Time for a change: addressing R&D and commercialization challenges for antibacterials

The antibacterial therapeutic area has been described as the perfect storm. Resistance is increasing to the point that our hospitals encounter patients infected with untreatable pathogens, the overall industry pipeline is described as dry and most multinational pharmaceutical companies have withdrawn from the area. Major contributing factors to the declining antibacterial industry pipeline include scientific challenges, clinical/regulatory hurdles and low return on investment. This paper examines these challenges and proposes approaches to address them. There is a need for a broader scientific agenda to explore new approaches to discover and develop antibacterial agents. Additionally, ideas of how industry and academia could be better integrated will be presented. While promising progress in the regulatory environment has been made, more streamlined regulatory paths are still required and the solutions will lie in global harmonization and clearly defined guidance.
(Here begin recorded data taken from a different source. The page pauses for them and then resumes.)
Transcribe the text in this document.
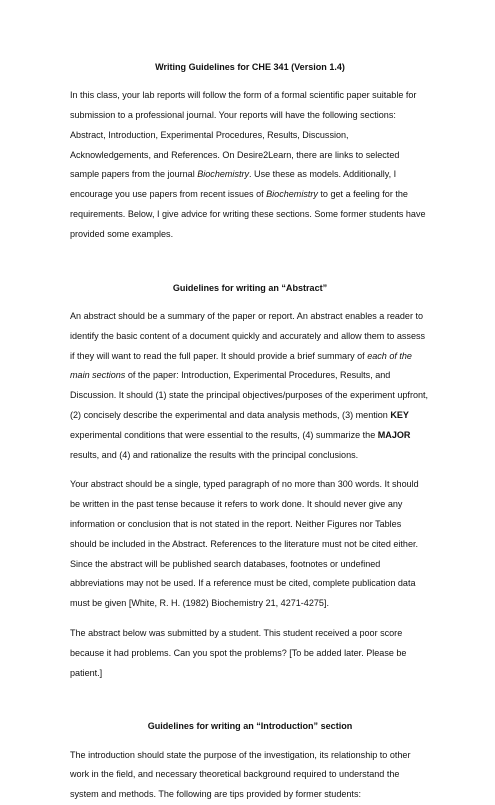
Writing Guidelines for CHE 341 (Version 1.4)

In this class, your lab reports will follow the form of a formal scientific paper suitable for submission to a professional journal. Your reports will have the following sections: Abstract, Introduction, Experimental Procedures, Results, Discussion, Acknowledgements, and References. On Desire2Learn, there are links to selected sample papers from the journal Biochemistry. Use these as models. Additionally, I encourage you use papers from recent issues of Biochemistry to get a feeling for the requirements. Below, I give advice for writing these sections. Some former students have provided some examples.

Guidelines for writing an “Abstract”

An abstract should be a summary of the paper or report. An abstract enables a reader to identify the basic content of a document quickly and accurately and allow them to assess if they will want to read the full paper. It should provide a brief summary of each of the main sections of the paper: Introduction, Experimental Procedures, Results, and Discussion. It should (1) state the principal objectives/purposes of the experiment upfront, (2) concisely describe the experimental and data analysis methods, (3) mention KEY experimental conditions that were essential to the results, (4) summarize the MAJOR results, and (4) and rationalize the results with the principal conclusions.

Your abstract should be a single, typed paragraph of no more than 300 words. It should be written in the past tense because it refers to work done. It should never give any information or conclusion that is not stated in the report. Neither Figures nor Tables should be included in the Abstract. References to the literature must not be cited either. Since the abstract will be published search databases, footnotes or undefined abbreviations may not be used. If a reference must be cited, complete publication data must be given [White, R. H. (1982) Biochemistry 21, 4271-4275].

The abstract below was submitted by a student. This student received a poor score because it had problems. Can you spot the problems? [To be added later. Please be patient.]

Guidelines for writing an “Introduction” section

The introduction should state the purpose of the investigation, its relationship to other work in the field, and necessary theoretical background required to understand the system and methods. The following are tips provided by former students:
Creating the right incentives for antibacterial research and development is critical and a new commercial model for antibacterial agents will be proposed. One key solution to help resolve both the problem of antimicrobial resistance (AMR) and lack of new drug development are rapid, cost-effective, accurate point of care diagnostics that will transform antibacterial prescribing and enable more cost-effective and efficient antibacterial clinical trials. The challenges of AMR are too great for any one group to resolve and success will require leadership and partnerships among academia, industry and governments globally.